4. En l’espèce, M. B... A... séjournait en France sous couvert d’une carte de résident expirant le 5 mai 2025 dont il a demandé le renouvellement, de sorte qu’il bénéficie d’une présomption d’urgence. En faisant valoir qu’elle a délivré à l’intéressé une attestation de prolongation d’instruction, qui le maintient en situation régulière, et qu’il est convoqué en préfecture pour un « rendez-vous biométrie » le 29 octobre 2025 la préfète de l'Isère ne fait pas état d’une circonstance particulière de nature à renverser en l’espèce cette présomption, alors que M. A..., qui séjournait en France depuis 1995 sous couvert d’une carte de résident, est désormais placé dans une situation précaire. Par suite la condition d’urgence requise par les dispositions précitées de l’article L. 521-1 du code de justice administrative est remplie.

5. En second lieu, en l’état de l’instruction, les moyens susvisés, tirés de ce que la décision litigieuse a été prise en méconnaissance des articles L. 426-4 et L. 433-2 du code de l'entrée et du séjour des étrangers et du droit d'asile et de l’article 8 de la convention européenne de sauvegarde des droits de l’homme et des libertés fondamentales sont de nature à créer un doute sérieux quant à sa légalité.

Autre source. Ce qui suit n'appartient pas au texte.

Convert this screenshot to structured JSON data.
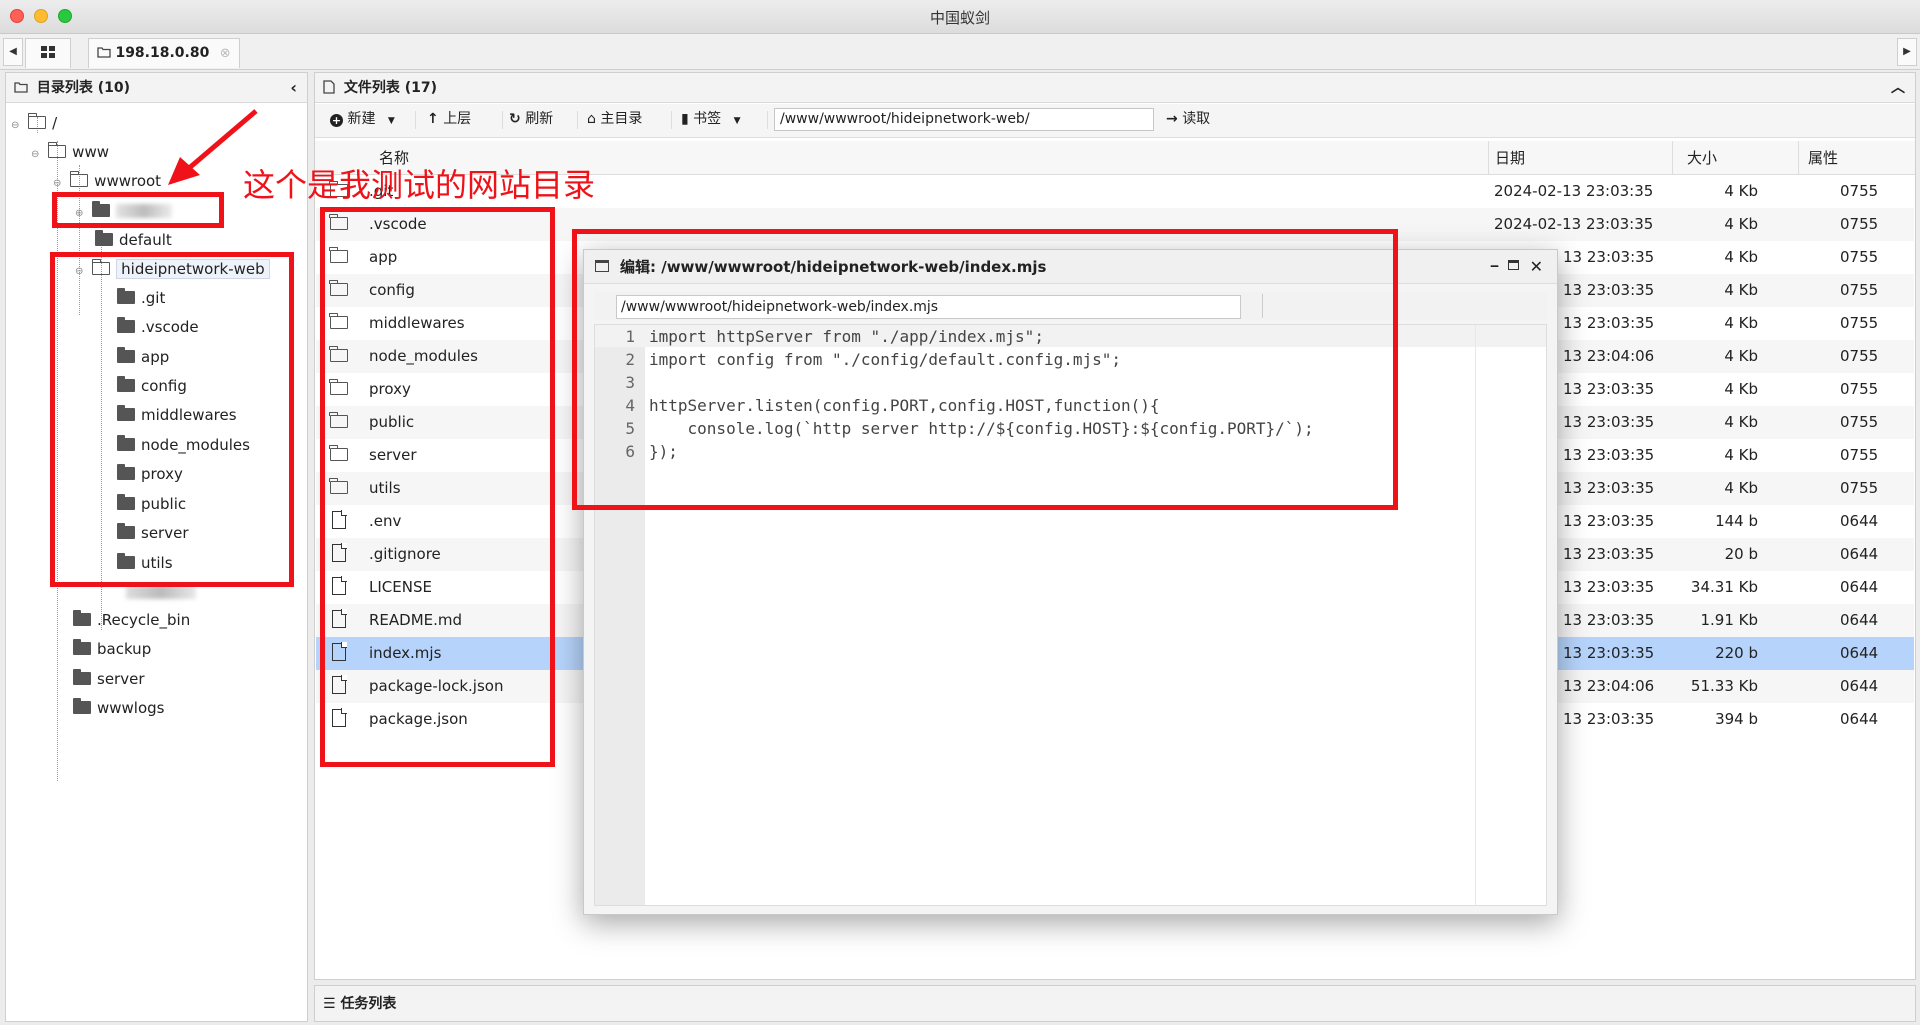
{
  "window": {
    "title": "中国蚁剑"
  },
  "tabs": {
    "connection_label": "198.18.0.80"
  },
  "dir_panel": {
    "title": "目录列表 (10)",
    "tree": [
      {
        "label": "/"
      },
      {
        "label": "www"
      },
      {
        "label": "wwwroot"
      },
      {
        "label": ""
      },
      {
        "label": "default"
      },
      {
        "label": "hideipnetwork-web"
      },
      {
        "label": ".git"
      },
      {
        "label": ".vscode"
      },
      {
        "label": "app"
      },
      {
        "label": "config"
      },
      {
        "label": "middlewares"
      },
      {
        "label": "node_modules"
      },
      {
        "label": "proxy"
      },
      {
        "label": "public"
      },
      {
        "label": "server"
      },
      {
        "label": "utils"
      },
      {
        "label": ".Recycle_bin"
      },
      {
        "label": "backup"
      },
      {
        "label": "server"
      },
      {
        "label": "wwwlogs"
      }
    ]
  },
  "file_panel": {
    "title": "文件列表 (17)",
    "toolbar": {
      "new": "新建",
      "up": "上层",
      "refresh": "刷新",
      "home": "主目录",
      "bookmark": "书签",
      "path": "/www/wwwroot/hideipnetwork-web/",
      "read": "读取"
    },
    "columns": {
      "name": "名称",
      "date": "日期",
      "size": "大小",
      "attr": "属性"
    },
    "rows": [
      {
        "name": ".git",
        "date": "2024-02-13 23:03:35",
        "size": "4 Kb",
        "attr": "0755"
      },
      {
        "name": ".vscode",
        "date": "2024-02-13 23:03:35",
        "size": "4 Kb",
        "attr": "0755"
      },
      {
        "name": "app",
        "date": "13 23:03:35",
        "size": "4 Kb",
        "attr": "0755"
      },
      {
        "name": "config",
        "date": "13 23:03:35",
        "size": "4 Kb",
        "attr": "0755"
      },
      {
        "name": "middlewares",
        "date": "13 23:03:35",
        "size": "4 Kb",
        "attr": "0755"
      },
      {
        "name": "node_modules",
        "date": "13 23:04:06",
        "size": "4 Kb",
        "attr": "0755"
      },
      {
        "name": "proxy",
        "date": "13 23:03:35",
        "size": "4 Kb",
        "attr": "0755"
      },
      {
        "name": "public",
        "date": "13 23:03:35",
        "size": "4 Kb",
        "attr": "0755"
      },
      {
        "name": "server",
        "date": "13 23:03:35",
        "size": "4 Kb",
        "attr": "0755"
      },
      {
        "name": "utils",
        "date": "13 23:03:35",
        "size": "4 Kb",
        "attr": "0755"
      },
      {
        "name": ".env",
        "date": "13 23:03:35",
        "size": "144 b",
        "attr": "0644"
      },
      {
        "name": ".gitignore",
        "date": "13 23:03:35",
        "size": "20 b",
        "attr": "0644"
      },
      {
        "name": "LICENSE",
        "date": "13 23:03:35",
        "size": "34.31 Kb",
        "attr": "0644"
      },
      {
        "name": "README.md",
        "date": "13 23:03:35",
        "size": "1.91 Kb",
        "attr": "0644"
      },
      {
        "name": "index.mjs",
        "date": "13 23:03:35",
        "size": "220 b",
        "attr": "0644"
      },
      {
        "name": "package-lock.json",
        "date": "13 23:04:06",
        "size": "51.33 Kb",
        "attr": "0644"
      },
      {
        "name": "package.json",
        "date": "13 23:03:35",
        "size": "394 b",
        "attr": "0644"
      }
    ]
  },
  "editor": {
    "title": "编辑: /www/wwwroot/hideipnetwork-web/index.mjs",
    "path": "/www/wwwroot/hideipnetwork-web/index.mjs",
    "lines": [
      {
        "n": "1",
        "code": "import httpServer from \"./app/index.mjs\";"
      },
      {
        "n": "2",
        "code": "import config from \"./config/default.config.mjs\";"
      },
      {
        "n": "3",
        "code": ""
      },
      {
        "n": "4",
        "code": "httpServer.listen(config.PORT,config.HOST,function(){"
      },
      {
        "n": "5",
        "code": "    console.log(`http server http://${config.HOST}:${config.PORT}/`);"
      },
      {
        "n": "6",
        "code": "});"
      }
    ]
  },
  "annotation": {
    "text": "这个是我测试的网站目录",
    "color": "#ef1219"
  },
  "task_panel": {
    "title": "任务列表"
  },
  "colors": {
    "selected_row": "#b6d4fb",
    "annotation_red": "#ef1219"
  }
}
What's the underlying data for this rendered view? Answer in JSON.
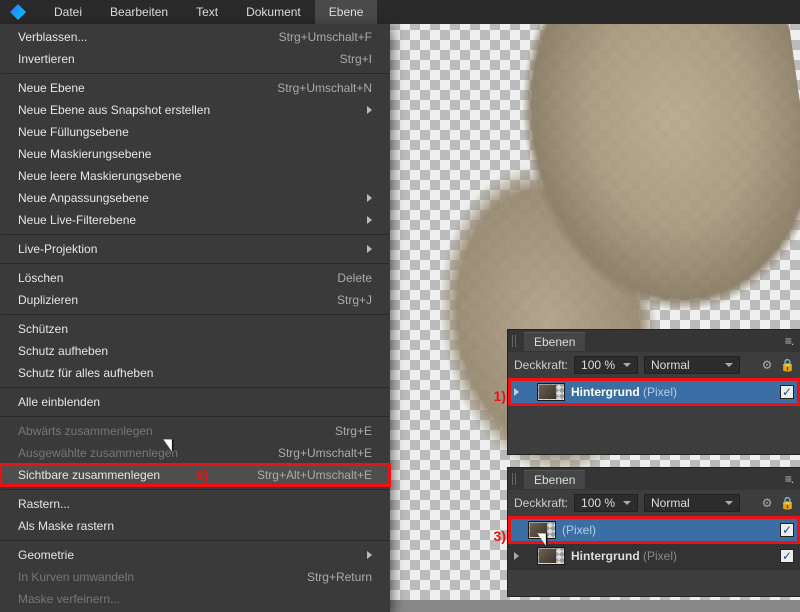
{
  "menubar": {
    "items": [
      "Datei",
      "Bearbeiten",
      "Text",
      "Dokument",
      "Ebene"
    ],
    "open_index": 4
  },
  "menu": [
    {
      "label": "Verblassen...",
      "shortcut": "Strg+Umschalt+F"
    },
    {
      "label": "Invertieren",
      "shortcut": "Strg+I"
    },
    {
      "sep": true
    },
    {
      "label": "Neue Ebene",
      "shortcut": "Strg+Umschalt+N"
    },
    {
      "label": "Neue Ebene aus Snapshot erstellen",
      "submenu": true
    },
    {
      "label": "Neue Füllungsebene"
    },
    {
      "label": "Neue Maskierungsebene"
    },
    {
      "label": "Neue leere Maskierungsebene"
    },
    {
      "label": "Neue Anpassungsebene",
      "submenu": true
    },
    {
      "label": "Neue Live-Filterebene",
      "submenu": true
    },
    {
      "sep": true
    },
    {
      "label": "Live-Projektion",
      "submenu": true
    },
    {
      "sep": true
    },
    {
      "label": "Löschen",
      "shortcut": "Delete"
    },
    {
      "label": "Duplizieren",
      "shortcut": "Strg+J"
    },
    {
      "sep": true
    },
    {
      "label": "Schützen"
    },
    {
      "label": "Schutz aufheben"
    },
    {
      "label": "Schutz für alles aufheben"
    },
    {
      "sep": true
    },
    {
      "label": "Alle einblenden"
    },
    {
      "sep": true
    },
    {
      "label": "Abwärts zusammenlegen",
      "shortcut": "Strg+E",
      "disabled": true
    },
    {
      "label": "Ausgewählte zusammenlegen",
      "shortcut": "Strg+Umschalt+E",
      "disabled": true
    },
    {
      "label": "Sichtbare zusammenlegen",
      "shortcut": "Strg+Alt+Umschalt+E",
      "highlight": true,
      "redbox": true,
      "marker": "2)"
    },
    {
      "sep": true
    },
    {
      "label": "Rastern..."
    },
    {
      "label": "Als Maske rastern"
    },
    {
      "sep": true
    },
    {
      "label": "Geometrie",
      "submenu": true
    },
    {
      "label": "In Kurven umwandeln",
      "shortcut": "Strg+Return",
      "disabled": true
    },
    {
      "label": "Maske verfeinern...",
      "disabled": true
    }
  ],
  "panel1": {
    "tab": "Ebenen",
    "opacity_label": "Deckkraft:",
    "opacity_value": "100 %",
    "blend": "Normal",
    "marker": "1)",
    "layer": {
      "name": "Hintergrund",
      "type": "(Pixel)"
    }
  },
  "panel2": {
    "tab": "Ebenen",
    "opacity_label": "Deckkraft:",
    "opacity_value": "100 %",
    "blend": "Normal",
    "marker": "3)",
    "layer_top": {
      "type": "(Pixel)"
    },
    "layer_bottom": {
      "name": "Hintergrund",
      "type": "(Pixel)"
    }
  }
}
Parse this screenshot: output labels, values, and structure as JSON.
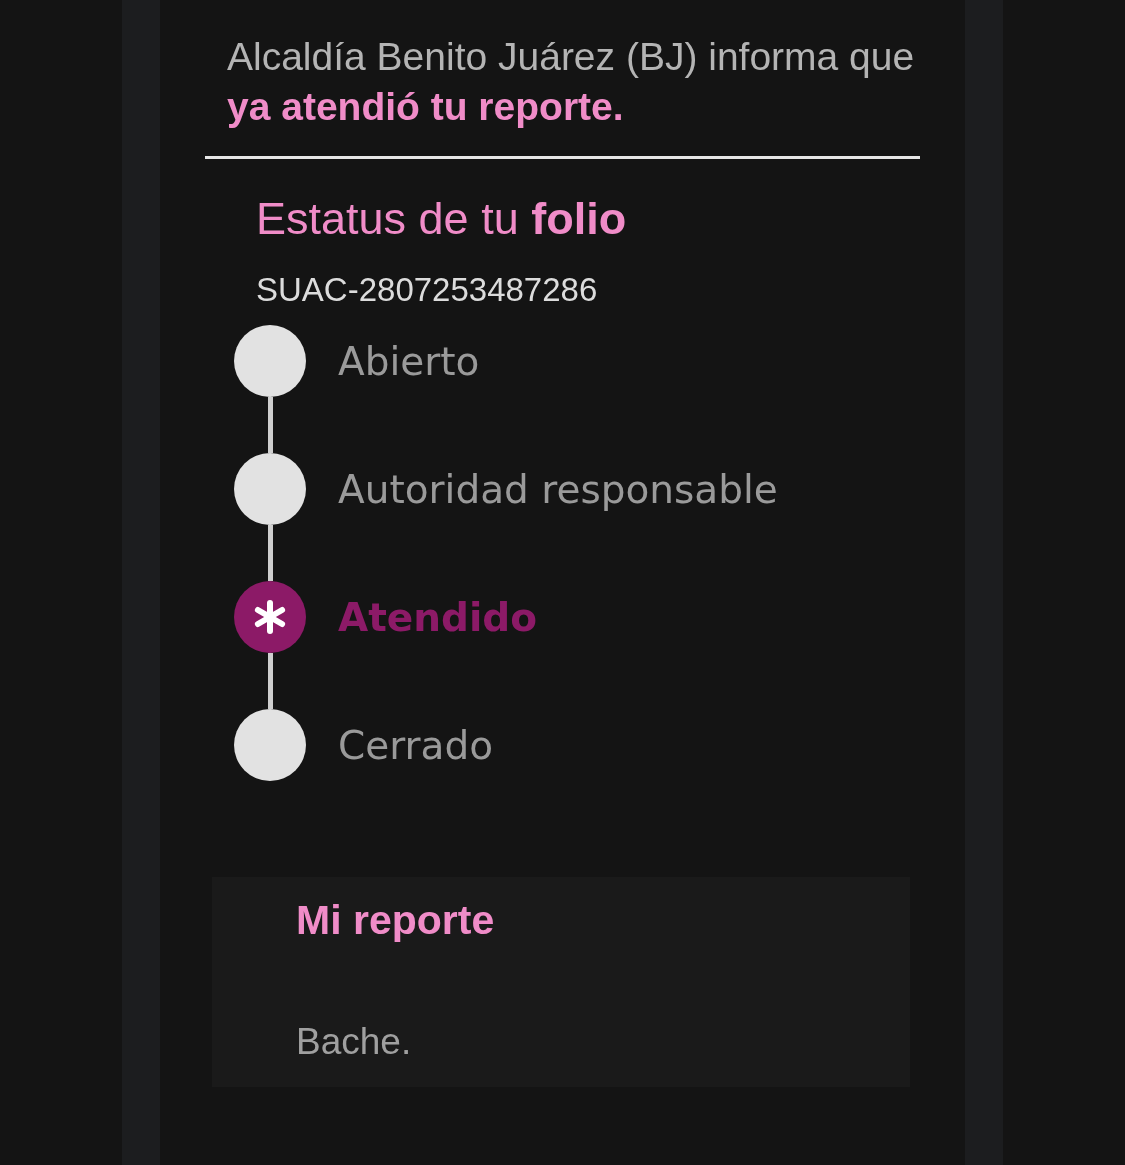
{
  "message": "Alcaldía Benito Juárez (BJ) informa que **ya atendió tu reporte.**",
  "status": {
    "title": "Estatus de tu **folio**",
    "folio": "SUAC-2807253487286",
    "steps": [
      {
        "label": "Abierto",
        "selected": false
      },
      {
        "label": "Autoridad responsable",
        "selected": false
      },
      {
        "label": "Atendido",
        "selected": true
      },
      {
        "label": "Cerrado",
        "selected": false
      }
    ]
  },
  "report": {
    "title": "Mi reporte",
    "description": "Bache."
  }
}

6. Il résulte de ce qui précède que les deux conditions auxquelles l’article L. 521-1 du code de justice administrative subordonne la suspension d’une décision administrative sont réunies. Il y a lieu, par suite, d’ordonner la suspension de l’exécution de la décision implicite contestée.
Sur l’injonction :
7. La présente ordonnance implique nécessairement que l’administration procède au réexamen de la situation de M. A... en prenant une décision explicite. Il y a lieu d’enjoindre à la préfète de l’Isère de procéder à ce réexamen en prenant une décision expresse dans un délai de deux mois à compter de la notification de la présente ordonnance. Dans les circonstances de l’espèce, il n’y a pas lieu d’assortir cette injonction d’une astreinte.

Sur les frais de l’instance :


8. Dans les circonstances de l’espèce et en application de l’article L. 761-1 du code de justice administrative, il y a lieu de mettre à la charge de l’Etat le versement à M. A... de la somme de 1 000 euros au titre des frais d’instance.


O R D O N N E :
Article 1er : L’exécution de la décision implicite par laquelle la préfète de l’Isère a rejeté la demande de renouvellement de titre de séjour présentée par M. A... est suspendue jusqu’à ce qu’il soit statué au fond sur la légalité de cette décision.

Article 2 : Il est enjoint à la préfète de l’Isère de réexaminer la situation de M. A... en prenant une décision explicite dans un délai de deux mois.

Article 3 : L’Etat versera à M. A... la somme de 1 000 euros en application de l’article L. 761-1 du code de justice administrative.

Article 4 : La présente ordonnance sera notifiée à M. B... A... et au ministre de l’intérieur.
Copie en sera adressée pour information à la préfète de l’Isère.

Fait à Grenoble, le 30 septembre 2025.


La juge des référés,
C. Rizzato
Le greffier,
M. Palmer



La République mande et ordonne au ministre de l’intérieur, en ce qui le concerne, et à tous commissaires de justice à ce requis, en ce qui concerne les voies de droit commun contre les parties privées, de pourvoir à l’exécution de la présente décision.